There’s also a lot of extra steps I could take to harden security and reduce the fragility of the setup, such as:

• having a fixed public IP on the Oracle Cloud side which the VCN then routes to the instance, as currently I use the instance’s public IP, which is subject to change if I need to kill the instance, or if Oracle reclaim it and forces me to get a new one
• bundle all the instance setup steps into a nice script, which would greatly simplify setting up a new instance should the current one get bricked (which already happened once when I changed the ssh port and missed a step)

Finally, I have a couple things in mind that I would like to add to this setup, such as analytics. I’ve toyed with on-premise Plausible and umami so far, but haven’t reached anything conclusive for now.
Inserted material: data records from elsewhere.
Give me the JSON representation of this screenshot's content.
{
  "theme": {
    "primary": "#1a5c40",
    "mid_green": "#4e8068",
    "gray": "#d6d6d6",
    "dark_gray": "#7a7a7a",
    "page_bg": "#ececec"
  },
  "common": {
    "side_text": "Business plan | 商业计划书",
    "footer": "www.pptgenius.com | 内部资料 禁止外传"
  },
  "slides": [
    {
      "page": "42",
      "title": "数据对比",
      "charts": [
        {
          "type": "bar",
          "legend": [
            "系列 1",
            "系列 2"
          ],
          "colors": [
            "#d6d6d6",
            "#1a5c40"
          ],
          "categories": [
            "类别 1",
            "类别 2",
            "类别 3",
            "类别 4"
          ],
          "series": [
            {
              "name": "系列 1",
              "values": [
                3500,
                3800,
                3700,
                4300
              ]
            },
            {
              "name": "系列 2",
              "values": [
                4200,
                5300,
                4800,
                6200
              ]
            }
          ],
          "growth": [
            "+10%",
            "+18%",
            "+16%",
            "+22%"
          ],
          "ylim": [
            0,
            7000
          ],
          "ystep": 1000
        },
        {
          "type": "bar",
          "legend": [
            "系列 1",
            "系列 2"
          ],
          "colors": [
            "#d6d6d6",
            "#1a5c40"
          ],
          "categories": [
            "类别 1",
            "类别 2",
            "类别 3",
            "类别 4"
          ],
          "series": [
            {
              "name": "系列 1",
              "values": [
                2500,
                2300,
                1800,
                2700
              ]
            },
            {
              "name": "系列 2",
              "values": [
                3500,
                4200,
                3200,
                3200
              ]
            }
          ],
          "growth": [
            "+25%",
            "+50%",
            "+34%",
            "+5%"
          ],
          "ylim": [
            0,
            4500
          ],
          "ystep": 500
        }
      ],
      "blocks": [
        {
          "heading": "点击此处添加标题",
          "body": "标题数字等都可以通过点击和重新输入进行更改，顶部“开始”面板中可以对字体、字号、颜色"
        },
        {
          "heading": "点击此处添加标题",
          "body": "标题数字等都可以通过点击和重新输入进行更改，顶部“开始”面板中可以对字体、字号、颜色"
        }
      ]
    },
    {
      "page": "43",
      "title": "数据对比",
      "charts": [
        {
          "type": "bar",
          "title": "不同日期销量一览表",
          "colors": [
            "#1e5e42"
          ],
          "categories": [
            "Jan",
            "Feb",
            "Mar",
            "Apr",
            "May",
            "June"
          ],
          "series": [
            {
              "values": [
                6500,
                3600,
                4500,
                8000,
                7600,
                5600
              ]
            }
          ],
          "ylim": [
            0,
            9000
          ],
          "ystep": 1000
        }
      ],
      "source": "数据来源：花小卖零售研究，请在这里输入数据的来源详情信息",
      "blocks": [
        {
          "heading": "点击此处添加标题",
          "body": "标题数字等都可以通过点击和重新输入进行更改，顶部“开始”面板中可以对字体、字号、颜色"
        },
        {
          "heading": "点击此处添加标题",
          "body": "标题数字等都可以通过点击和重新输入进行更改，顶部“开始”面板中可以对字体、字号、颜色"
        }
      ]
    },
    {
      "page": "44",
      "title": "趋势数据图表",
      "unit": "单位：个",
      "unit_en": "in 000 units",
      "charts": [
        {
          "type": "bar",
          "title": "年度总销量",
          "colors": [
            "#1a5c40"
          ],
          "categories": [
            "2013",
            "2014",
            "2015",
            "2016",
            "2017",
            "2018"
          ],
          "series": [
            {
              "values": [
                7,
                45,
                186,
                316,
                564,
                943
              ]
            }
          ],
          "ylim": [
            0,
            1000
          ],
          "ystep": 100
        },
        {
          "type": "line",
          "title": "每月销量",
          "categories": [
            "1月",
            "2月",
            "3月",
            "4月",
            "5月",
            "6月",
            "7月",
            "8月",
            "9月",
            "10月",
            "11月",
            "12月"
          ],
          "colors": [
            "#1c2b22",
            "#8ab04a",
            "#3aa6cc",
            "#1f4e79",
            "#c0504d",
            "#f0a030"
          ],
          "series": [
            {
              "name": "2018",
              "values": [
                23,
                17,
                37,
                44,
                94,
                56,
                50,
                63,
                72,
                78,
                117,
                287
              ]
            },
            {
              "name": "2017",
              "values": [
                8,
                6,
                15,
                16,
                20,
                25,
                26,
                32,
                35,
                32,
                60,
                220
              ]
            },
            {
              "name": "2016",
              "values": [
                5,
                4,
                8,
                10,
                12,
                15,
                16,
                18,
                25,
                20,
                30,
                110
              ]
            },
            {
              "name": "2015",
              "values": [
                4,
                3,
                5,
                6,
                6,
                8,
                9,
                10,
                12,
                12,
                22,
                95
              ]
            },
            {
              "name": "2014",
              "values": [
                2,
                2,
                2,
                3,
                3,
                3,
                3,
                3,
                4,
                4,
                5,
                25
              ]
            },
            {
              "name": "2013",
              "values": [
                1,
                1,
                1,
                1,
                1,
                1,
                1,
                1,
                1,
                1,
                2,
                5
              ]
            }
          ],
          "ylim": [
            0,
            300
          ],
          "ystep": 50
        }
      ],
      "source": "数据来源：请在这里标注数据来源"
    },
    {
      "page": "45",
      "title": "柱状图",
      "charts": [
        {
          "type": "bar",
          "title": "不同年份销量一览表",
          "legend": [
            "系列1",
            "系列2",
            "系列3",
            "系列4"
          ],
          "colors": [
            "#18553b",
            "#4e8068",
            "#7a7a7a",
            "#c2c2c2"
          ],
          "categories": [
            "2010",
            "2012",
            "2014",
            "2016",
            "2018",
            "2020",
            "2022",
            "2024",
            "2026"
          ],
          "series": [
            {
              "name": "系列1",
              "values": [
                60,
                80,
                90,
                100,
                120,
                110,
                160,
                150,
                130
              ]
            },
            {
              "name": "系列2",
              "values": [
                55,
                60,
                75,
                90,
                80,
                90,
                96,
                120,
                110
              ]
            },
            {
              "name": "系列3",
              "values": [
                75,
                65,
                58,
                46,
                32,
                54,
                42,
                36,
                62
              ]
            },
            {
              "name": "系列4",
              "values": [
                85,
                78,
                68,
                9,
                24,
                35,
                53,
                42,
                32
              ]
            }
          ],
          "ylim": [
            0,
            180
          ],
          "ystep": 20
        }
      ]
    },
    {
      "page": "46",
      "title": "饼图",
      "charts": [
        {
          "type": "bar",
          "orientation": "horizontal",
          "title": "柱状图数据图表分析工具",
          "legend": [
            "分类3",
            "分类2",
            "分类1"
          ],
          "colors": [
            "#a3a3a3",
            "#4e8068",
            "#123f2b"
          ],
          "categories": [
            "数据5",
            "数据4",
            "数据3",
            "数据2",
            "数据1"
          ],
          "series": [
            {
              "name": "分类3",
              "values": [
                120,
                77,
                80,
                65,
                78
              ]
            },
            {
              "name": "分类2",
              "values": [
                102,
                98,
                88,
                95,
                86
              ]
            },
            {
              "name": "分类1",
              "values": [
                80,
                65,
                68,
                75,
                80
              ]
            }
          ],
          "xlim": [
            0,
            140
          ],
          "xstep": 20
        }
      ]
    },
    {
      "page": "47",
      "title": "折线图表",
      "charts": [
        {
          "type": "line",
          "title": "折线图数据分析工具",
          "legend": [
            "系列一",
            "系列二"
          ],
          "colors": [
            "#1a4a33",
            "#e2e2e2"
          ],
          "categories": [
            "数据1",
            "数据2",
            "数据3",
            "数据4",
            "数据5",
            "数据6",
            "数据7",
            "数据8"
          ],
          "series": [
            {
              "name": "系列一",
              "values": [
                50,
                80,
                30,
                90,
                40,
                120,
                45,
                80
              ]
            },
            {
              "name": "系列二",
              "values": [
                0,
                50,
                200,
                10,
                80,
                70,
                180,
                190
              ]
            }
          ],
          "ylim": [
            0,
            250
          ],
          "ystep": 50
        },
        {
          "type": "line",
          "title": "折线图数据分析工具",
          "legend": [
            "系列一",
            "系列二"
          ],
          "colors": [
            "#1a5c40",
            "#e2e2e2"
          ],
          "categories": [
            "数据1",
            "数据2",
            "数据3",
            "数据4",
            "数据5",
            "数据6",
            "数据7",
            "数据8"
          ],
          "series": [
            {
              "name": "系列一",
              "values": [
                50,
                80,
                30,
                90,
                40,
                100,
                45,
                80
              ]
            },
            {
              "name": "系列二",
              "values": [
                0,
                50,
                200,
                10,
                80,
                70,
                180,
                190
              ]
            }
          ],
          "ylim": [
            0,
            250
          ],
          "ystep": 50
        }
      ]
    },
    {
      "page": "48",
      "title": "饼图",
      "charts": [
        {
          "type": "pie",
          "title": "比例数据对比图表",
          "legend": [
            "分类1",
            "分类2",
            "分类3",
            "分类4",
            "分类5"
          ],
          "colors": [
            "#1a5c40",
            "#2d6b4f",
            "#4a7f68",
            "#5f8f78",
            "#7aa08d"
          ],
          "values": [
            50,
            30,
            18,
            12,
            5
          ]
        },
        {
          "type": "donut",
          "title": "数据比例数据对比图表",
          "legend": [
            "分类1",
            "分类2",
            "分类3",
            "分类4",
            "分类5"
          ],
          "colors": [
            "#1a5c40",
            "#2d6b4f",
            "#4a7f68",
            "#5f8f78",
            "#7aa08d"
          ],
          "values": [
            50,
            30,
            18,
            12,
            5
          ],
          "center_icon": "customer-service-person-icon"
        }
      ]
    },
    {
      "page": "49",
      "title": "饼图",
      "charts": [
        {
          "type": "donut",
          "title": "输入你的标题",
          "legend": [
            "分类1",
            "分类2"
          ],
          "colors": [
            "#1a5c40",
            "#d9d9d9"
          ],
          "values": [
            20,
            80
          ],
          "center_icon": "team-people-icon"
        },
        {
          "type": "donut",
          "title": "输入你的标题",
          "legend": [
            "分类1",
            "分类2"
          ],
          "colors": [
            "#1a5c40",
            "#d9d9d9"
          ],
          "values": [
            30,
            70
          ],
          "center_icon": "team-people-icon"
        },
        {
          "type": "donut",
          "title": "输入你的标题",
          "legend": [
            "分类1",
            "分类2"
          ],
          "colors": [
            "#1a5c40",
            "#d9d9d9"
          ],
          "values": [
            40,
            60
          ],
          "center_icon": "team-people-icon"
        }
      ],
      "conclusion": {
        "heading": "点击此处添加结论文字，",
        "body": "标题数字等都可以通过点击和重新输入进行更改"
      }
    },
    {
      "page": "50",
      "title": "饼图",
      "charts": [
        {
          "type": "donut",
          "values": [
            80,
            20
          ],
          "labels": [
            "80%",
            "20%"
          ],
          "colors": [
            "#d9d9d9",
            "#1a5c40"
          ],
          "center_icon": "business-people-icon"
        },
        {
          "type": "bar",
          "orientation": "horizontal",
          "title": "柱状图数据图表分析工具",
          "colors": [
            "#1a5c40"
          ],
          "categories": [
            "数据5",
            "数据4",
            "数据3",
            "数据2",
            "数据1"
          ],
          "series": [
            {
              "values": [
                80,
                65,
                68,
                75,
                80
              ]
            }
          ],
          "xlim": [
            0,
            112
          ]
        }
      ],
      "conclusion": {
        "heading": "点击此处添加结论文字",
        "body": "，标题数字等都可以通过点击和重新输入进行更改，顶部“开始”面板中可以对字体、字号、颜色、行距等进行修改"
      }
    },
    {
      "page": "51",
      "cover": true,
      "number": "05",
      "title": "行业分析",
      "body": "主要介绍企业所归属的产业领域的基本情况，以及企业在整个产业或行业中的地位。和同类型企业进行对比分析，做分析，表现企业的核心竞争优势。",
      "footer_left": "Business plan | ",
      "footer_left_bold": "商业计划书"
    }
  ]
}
The easy setups for Plausible and Umami rely on docker, and the runtime performance I’ve noticed seem too high for the small instance I have for now. I’ll probably need to look into a lighter setup if I want to use these.

It still has many flaws, but for now, I have my little internet island, from where I can easily toss little messages in a bottle into the sea.